La jornada en el Museo Artium de Vitoria-Gasteiz subraya que Euskadi lidera una estrategia integral para prevenir y atender la violencia hacia menores, con énfasis en la violencia digital y el modelo Barnahus.

En Euskadi se celebró hoy la jornada Colaboración y Gestión del Conocimiento, enmarcada en la Estrategia Vasca Contra la Violencia hacia la Infancia y la Adolescencia, y organizada en el Museo Artium de Vitoria-Gasteiz, con más de 100 participantes.

La consejera de Bienestar, Juventud y Retro Demográfico, Nerea Melgosa, dejó claro que Euskadi fue la primera comunidad en activar una estrategia integral para proteger a los menores frente a cualquier forma de violencia.

“No basta con reaccionar cuando el daño ya está hecho. Tenemos que prevenir, detectar antes, atender mejor y reparar con más humanidad, con más coordinación y con más conocimiento. Porque sabemos que, ante la violencia hacia la infancia, ninguna institución, ningún sistema y ninguna entidad puede actuar sola. La protección de niñas, niños y adolescentes exige una comunidad entera atenta, formada, coordinada y comprometida” declaró Melgosa.

Violencia digital

La consejera advirtió sobre la incidencia de la violencia digital en el bienestar emocional de menores y adolescentes. Entre las prácticas que preocupan mencionó el ciberacoso, la difusión de imágenes sin consentimiento, el grooming, la sextorsión, el control en relaciones de pareja adolescentes, la exposición temprana a contenidos violentos o pornográficos, la presión constante de la comparación, la humillación pública o la imposibilidad de desconectar.
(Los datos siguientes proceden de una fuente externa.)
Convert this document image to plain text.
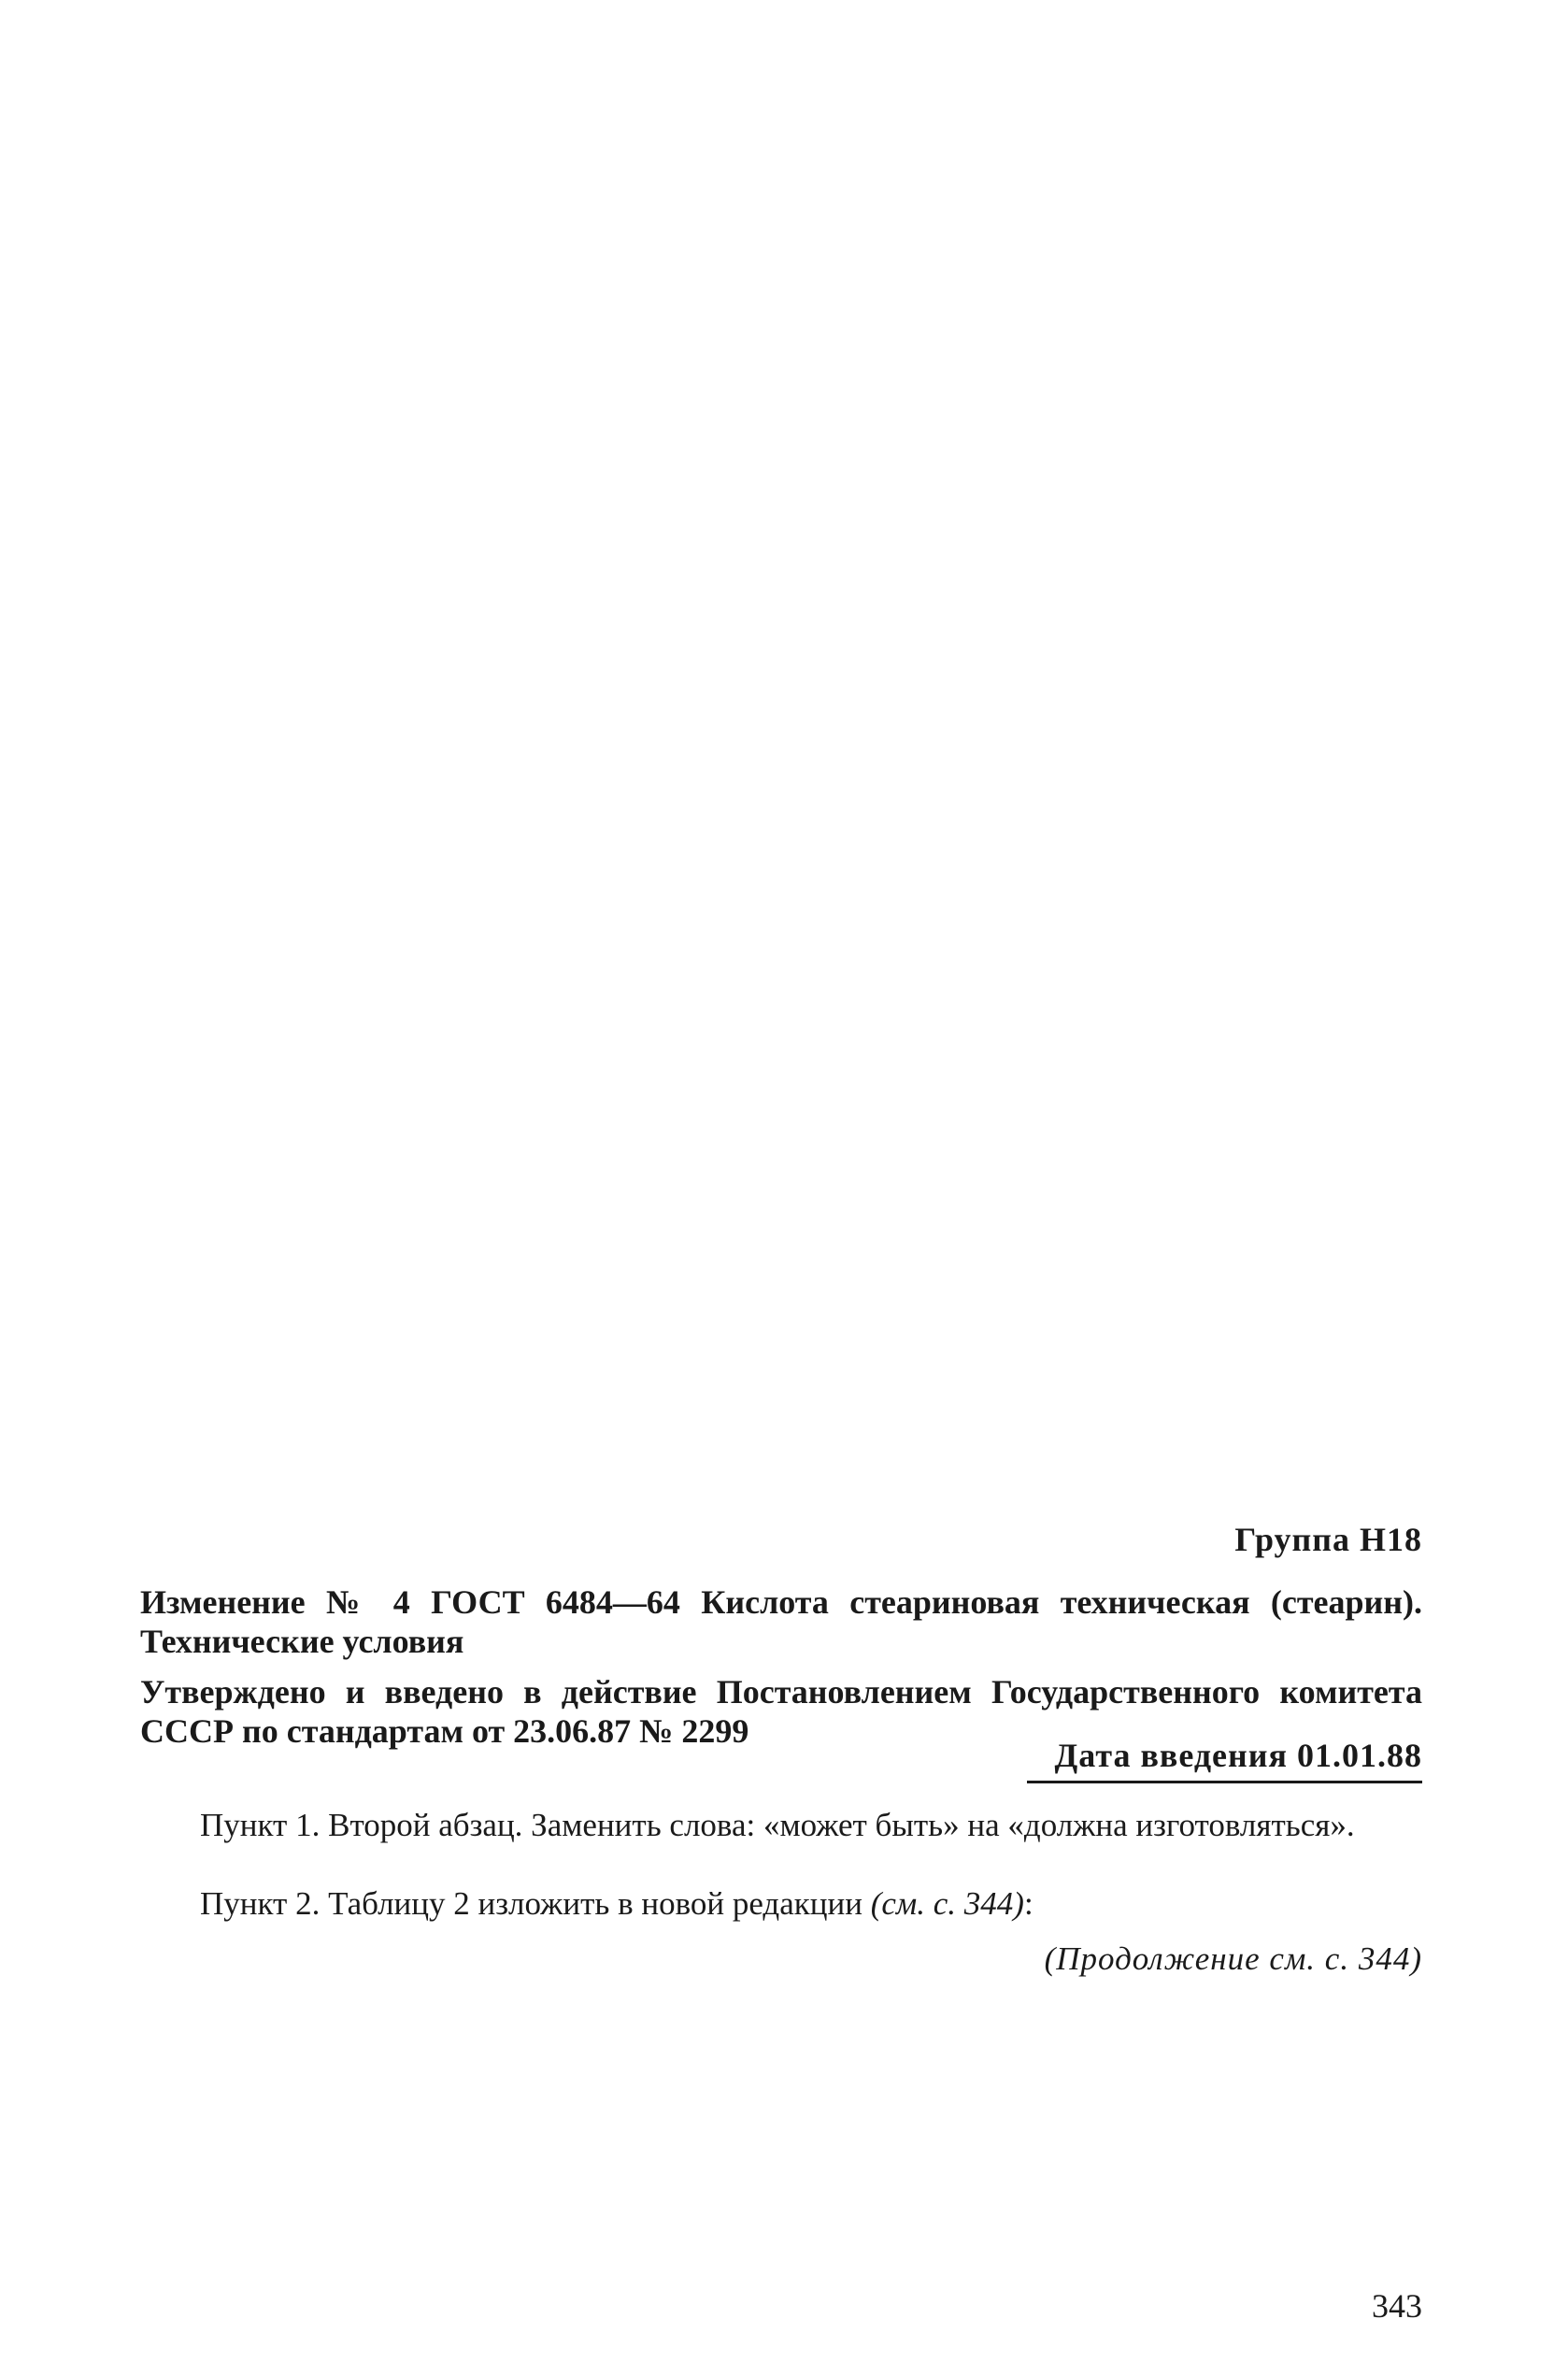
Группа Н18

Изменение № 4 ГОСТ 6484—64 Кислота стеариновая техническая (стеарин). Технические условия

Утверждено и введено в действие Постановлением Государственного комитета СССР по стандартам от 23.06.87 № 2299

Дата введения 01.01.88

Пункт 1. Второй абзац. Заменить слова: «может быть» на «должна изготовляться».

Пункт 2. Таблицу 2 изложить в новой редакции (см. с. 344):

(Продолжение см. с. 344)
343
Estas violencias, dijo, a veces no dejan marcas visibles en el cuerpo, pero sí miedo, culpa, vergüenza, aislamiento, ansiedad, tristeza y una sensación profunda de indefensión.
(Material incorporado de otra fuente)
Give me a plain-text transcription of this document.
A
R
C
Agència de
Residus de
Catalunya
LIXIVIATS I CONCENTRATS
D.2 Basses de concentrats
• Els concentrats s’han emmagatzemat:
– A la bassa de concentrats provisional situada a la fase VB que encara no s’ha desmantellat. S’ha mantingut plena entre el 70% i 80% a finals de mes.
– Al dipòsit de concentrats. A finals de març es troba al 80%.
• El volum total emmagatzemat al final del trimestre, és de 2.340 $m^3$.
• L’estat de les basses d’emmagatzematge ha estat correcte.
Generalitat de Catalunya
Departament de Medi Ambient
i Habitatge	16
“Tienen una característica especialmente dañina: la violencia digital puede perseguir a la víctima durante todo el día. No termina al salir del aula, del entrenamiento o de una actividad. Puede seguir en casa, de noche, en el móvil, en el grupo, en la red. Por eso debemos entender que proteger la infancia hoy significa también proteger su vida digital, su intimidad, su salud mental y su derecho a crecer sin miedo” añadió la consejera.

Barnahus

El magistrado y presidente del Tribunal Superior de Justicia de la País Vasco (TSJPV), Iñaki Subijana, presente en la jornada, subrayó la importancia de la colaboración entre todos los agentes que intervienen en el proceso de acompañamiento a la víctima.

“Solo la suma sinérgica de todos permite una respuesta, en clave global, a la violencia contra la infancia. Nadie sobra, todos complementan. Hay que lograr la máxima protección y la mínima afectación; cuanto más nos acerquemos con una menor afectación, mejor recorrido se realizará, menor revictimización habrá” defendió Subijana.
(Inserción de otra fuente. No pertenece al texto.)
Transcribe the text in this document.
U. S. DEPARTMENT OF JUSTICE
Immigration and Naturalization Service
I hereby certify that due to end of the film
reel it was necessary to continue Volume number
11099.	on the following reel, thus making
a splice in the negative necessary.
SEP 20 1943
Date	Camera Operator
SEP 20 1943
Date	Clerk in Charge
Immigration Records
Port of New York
Explicó que, en el caso de víctimas menores, prima el interés superior del menor como valor preeminente y que la asistencia al proceso judicial debe adaptarse a su edad y madurez.

En palabras del presidente del TSJPV, hay que ponderar ese interés superior desde una visión interseccional, considerando el recorrido vital, la madurez, la realidad socioeconómica y el contexto familiar.

Según su explicación, dependiendo del grado de vulnerabilidad de la víctima, el juez decide si la menor debe acudir o no al proceso judicial, y es aquí donde cobra relevancia el Barnahus, ya en marcha en Vitoria-Gasteiz.

“Es un espacio que comunica, que acompaña y protege. Se trata de obtener una prueba de testimonio del menor. Es el niño o la niña quien actúa como canal de prueba para la fiscalía, pero todo ello tiene que hacerse sin dañar al menor” añadió.

Subijana también destacó la necesidad de formación específica sobre violencia contra la infancia y valoró el Barnahus como un entorno de atención integral donde psicólogos, trabajadores sociales y el ámbito judicial trabajan conjuntamente para obtener una prueba única que permita al juez decidir si ha habido delito sexual.

Comentó la relevancia de la psicología del testimonio, una disciplina en desarrollo que busca asegurar un testimonio de calidad con la máxima protección para el menor.

La jornada contó con especialistas de diferentes ámbitos y giró alrededor de la coordinación entre sistemas y la evitación de la revictimización.

También se habló de herramientas de valoración, del servicio Zeuk Esan y de los malestares emergentes en la infancia y la adolescencia. Además, hubo espacio para reflexionar sobre violencias menos visibles, como la que se da en el deporte, y para compartir buenas prácticas preventivas.

En definitiva, la jornada dejó claro que la estrategia vasca está enfocada a una protección integral que no solo responde ante el daño, sino que busca prevenirlo, acompañar a las víctimas y reparar con la menor huella posible.